Votre patient compare deux flacons sur son téléphone : « sulfate » d’un côté, « chlorure » de l’autre, promesses de « meilleure absorption » des deux côtés. La question n’est pas théorique : quelle forme choisir quand on vise correction de carence, tolérance digestive, ou parfois effet osmotique ponctuel ? La réponse pro passe par la chimie galénique, mais surtout par l’objectif clinique.

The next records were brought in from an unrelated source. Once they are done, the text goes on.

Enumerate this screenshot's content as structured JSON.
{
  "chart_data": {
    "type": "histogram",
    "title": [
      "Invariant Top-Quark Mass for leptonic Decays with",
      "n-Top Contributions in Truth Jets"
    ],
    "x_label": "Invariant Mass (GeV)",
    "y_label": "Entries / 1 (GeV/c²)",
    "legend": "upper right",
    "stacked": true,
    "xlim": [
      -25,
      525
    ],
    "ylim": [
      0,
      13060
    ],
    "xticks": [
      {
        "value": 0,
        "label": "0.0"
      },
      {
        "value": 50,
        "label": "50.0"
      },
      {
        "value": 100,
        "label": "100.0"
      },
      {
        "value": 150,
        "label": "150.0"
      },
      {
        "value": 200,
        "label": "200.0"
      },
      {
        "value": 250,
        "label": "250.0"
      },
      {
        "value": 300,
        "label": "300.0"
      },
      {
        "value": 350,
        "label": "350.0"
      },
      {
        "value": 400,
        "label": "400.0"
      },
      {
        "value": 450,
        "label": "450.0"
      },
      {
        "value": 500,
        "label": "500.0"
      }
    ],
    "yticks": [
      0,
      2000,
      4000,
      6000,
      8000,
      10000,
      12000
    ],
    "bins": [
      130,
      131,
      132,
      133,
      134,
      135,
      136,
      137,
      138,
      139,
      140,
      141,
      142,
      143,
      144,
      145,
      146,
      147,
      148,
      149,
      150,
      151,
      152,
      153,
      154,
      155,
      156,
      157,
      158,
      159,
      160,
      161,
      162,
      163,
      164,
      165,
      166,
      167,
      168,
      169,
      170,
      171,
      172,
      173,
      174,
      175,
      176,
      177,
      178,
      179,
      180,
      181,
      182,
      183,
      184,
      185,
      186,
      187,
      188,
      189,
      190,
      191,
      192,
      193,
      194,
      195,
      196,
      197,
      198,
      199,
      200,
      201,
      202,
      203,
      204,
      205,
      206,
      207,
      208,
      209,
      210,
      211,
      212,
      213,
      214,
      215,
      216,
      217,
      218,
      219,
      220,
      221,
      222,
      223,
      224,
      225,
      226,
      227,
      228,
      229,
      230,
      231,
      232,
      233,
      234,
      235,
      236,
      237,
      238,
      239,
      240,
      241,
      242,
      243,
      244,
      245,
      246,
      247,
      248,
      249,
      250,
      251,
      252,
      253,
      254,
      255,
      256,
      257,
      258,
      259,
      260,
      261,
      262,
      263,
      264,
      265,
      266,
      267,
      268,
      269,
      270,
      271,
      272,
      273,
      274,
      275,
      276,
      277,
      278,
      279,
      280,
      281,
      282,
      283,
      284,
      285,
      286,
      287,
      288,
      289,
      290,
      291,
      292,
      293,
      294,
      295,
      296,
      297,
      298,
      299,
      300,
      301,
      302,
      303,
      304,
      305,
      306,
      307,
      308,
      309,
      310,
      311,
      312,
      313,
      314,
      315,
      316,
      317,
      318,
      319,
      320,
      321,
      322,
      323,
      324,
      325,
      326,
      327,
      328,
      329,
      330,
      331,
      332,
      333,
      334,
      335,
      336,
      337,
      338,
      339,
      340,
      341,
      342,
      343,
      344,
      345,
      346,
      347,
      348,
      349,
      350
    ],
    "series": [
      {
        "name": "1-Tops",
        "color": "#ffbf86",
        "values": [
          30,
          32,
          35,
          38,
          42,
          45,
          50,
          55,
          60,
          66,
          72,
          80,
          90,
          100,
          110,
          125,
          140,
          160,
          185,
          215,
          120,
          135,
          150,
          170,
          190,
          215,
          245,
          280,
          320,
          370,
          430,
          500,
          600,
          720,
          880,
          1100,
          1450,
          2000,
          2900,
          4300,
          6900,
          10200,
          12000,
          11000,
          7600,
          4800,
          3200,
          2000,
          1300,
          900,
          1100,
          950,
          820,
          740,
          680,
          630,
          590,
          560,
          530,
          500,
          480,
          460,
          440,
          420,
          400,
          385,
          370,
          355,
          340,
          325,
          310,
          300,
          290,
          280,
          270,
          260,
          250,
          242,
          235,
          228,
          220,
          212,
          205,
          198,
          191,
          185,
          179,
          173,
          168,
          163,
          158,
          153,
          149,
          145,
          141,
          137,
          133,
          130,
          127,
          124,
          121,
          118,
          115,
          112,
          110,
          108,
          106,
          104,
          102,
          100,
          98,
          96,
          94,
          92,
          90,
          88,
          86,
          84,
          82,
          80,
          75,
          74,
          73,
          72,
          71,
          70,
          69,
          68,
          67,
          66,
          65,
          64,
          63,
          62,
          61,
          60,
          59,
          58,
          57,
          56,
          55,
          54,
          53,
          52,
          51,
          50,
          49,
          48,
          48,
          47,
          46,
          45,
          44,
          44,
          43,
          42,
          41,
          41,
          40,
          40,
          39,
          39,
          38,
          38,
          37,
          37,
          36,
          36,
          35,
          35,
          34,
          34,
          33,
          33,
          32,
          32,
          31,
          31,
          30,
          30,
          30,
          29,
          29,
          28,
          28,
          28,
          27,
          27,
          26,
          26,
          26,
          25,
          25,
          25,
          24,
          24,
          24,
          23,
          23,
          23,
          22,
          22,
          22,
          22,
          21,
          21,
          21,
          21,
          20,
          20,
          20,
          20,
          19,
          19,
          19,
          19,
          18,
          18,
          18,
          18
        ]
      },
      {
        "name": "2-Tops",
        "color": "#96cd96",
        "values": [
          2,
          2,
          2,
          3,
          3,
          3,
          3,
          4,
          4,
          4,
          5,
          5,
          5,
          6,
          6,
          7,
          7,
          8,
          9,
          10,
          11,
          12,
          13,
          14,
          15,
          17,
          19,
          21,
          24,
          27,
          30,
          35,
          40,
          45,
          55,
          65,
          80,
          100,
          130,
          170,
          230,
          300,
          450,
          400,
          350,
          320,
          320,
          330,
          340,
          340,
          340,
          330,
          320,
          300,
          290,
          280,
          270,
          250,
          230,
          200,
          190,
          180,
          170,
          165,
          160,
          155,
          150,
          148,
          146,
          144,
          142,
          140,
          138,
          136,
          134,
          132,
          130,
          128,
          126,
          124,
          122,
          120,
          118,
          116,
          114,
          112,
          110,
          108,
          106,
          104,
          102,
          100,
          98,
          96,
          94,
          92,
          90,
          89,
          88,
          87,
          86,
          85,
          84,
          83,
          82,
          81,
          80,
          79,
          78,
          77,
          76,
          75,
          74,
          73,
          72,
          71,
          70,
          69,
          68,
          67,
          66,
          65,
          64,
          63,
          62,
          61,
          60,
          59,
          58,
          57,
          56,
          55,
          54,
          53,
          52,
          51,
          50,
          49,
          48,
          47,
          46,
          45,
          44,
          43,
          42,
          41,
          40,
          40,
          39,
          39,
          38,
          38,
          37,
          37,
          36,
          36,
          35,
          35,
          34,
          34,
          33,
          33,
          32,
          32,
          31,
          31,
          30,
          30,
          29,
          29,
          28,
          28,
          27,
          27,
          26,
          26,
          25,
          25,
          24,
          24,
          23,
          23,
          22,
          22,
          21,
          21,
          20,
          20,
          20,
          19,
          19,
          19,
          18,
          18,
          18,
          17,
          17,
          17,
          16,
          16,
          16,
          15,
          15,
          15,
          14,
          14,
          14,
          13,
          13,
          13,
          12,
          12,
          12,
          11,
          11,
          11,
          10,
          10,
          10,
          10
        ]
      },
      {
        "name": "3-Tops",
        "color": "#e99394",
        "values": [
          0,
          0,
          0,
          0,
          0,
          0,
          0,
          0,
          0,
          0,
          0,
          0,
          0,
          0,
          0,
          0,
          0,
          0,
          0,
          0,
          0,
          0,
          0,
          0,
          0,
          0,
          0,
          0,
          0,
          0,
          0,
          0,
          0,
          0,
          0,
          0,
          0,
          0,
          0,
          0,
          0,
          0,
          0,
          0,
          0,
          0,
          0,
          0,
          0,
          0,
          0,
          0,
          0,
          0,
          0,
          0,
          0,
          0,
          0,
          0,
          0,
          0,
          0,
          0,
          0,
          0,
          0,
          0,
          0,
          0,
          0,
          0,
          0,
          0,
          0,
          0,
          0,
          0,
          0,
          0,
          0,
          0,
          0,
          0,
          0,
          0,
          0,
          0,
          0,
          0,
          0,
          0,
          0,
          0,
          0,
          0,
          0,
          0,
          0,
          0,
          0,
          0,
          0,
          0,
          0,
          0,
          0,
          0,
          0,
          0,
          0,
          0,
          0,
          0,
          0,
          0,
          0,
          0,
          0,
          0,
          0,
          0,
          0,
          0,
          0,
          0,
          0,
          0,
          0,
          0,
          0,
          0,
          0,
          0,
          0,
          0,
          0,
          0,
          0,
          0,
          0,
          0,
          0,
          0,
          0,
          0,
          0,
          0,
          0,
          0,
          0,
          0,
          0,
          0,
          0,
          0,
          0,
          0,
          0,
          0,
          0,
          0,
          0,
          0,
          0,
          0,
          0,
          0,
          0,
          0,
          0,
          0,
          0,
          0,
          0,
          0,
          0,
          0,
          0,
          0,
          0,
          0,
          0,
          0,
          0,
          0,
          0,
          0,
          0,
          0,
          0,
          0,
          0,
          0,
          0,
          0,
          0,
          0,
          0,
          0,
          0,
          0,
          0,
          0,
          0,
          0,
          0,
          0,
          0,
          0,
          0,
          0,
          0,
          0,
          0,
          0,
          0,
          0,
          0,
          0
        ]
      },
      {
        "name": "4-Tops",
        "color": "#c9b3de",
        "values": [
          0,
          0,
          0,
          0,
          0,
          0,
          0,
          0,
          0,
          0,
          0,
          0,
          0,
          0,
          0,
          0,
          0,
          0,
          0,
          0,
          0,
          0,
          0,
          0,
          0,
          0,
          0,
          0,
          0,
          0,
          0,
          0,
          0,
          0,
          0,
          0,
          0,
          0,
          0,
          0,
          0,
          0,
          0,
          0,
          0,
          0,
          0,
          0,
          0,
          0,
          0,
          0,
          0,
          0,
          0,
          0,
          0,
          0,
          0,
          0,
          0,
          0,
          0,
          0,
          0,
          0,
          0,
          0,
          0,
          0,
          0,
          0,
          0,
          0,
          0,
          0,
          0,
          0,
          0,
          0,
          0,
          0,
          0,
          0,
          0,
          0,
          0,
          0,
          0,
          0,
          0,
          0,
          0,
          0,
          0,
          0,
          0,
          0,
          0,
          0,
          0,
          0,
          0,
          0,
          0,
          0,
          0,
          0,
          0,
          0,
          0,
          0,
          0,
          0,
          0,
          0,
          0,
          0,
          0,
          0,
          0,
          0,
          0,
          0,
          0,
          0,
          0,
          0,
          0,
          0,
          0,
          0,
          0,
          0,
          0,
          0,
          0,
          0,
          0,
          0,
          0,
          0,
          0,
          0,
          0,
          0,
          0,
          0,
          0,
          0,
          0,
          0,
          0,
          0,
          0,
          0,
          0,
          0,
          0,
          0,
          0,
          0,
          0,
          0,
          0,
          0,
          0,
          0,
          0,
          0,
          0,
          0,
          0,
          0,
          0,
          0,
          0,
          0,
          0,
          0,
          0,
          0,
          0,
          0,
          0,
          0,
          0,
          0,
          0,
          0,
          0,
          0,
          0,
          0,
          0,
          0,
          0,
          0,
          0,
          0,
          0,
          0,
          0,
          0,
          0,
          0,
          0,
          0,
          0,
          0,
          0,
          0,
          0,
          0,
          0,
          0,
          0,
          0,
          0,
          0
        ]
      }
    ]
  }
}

Deux sels, deux comportements digestifs
Le sulfate de magnésium et le chlorure de magnésium diffèrent par leur anion, ce qui modifie la solubilité, l’absorption intestinale et surtout la tolérance locale. En pratique :
- Le sulfate, surtout à dose élevée ou en solution concentrée, est réputé pour un effet osmotique marqué : utile dans certains contextes de constipation aiguë (sous surveillance), moins adapté comme supplémentation quotidienne chez un patient sensible.
- Le chlorure, sous formes bien tolérées (liposomale, glycinate associée dans certains complexes, ou chlorure avec matrice galénique adaptée), est souvent présenté pour une supplémentation orale régulière, avec un profil digestif parfois plus acceptable.
Attention au raccourci marketing : « chlorure = meilleure absorption » n’est pas une loi universelle. La biodisponibilité dépend aussi de la dose élémentaire réellement apportée, de la matrice, de l’état du microbiote et de la fonction digestive.
Biodisponibilité : ce qu’on peut dire sans sur-vendre
Les études comparant les sels de magnésium montrent des variations selon les formes organiques (citrate, glycinate, malate…) versus inorganiques (oxyde, sulfate, chlorure). Le chlorure et le sulfate entrent dans les formes inorganiques : leur absorption n’est pas nulle, mais elle peut être inférieure à certaines formes chélatées pour un objectif de remplissage des stocks.
Pour le clinicien, la question utile est : combien de magnésium élémentaire le patient absorbe-t-il réellement sans arrêter le traitement pour diarrée ? Un sel mieux absorbé sur le papier mais abandonné au bout de cinq jours perd tout intérêt.
Indications où le sulfate garde une place
Le sulfate de magnésium reste une référence dans des contextes précis : préparation colique, constipation chez l’adulte (protocoles hospitaliers ou recommandations ponctuelles), parfois voie IV en milieu spécialisé. En automédication, le patient peut sous-estimer la puissance osmotique : crampes, diarrée profuse, risque de déséquilibre hydroélectrolytique chez le sujet fragile.
Votre rôle : distinguer supplémentation nutritionnelle et usage pharmacologique ponctuel. Ne pas recommander le sulfate « en cure » sans cadrage si l’objectif est simple entretien d’un apport marginal.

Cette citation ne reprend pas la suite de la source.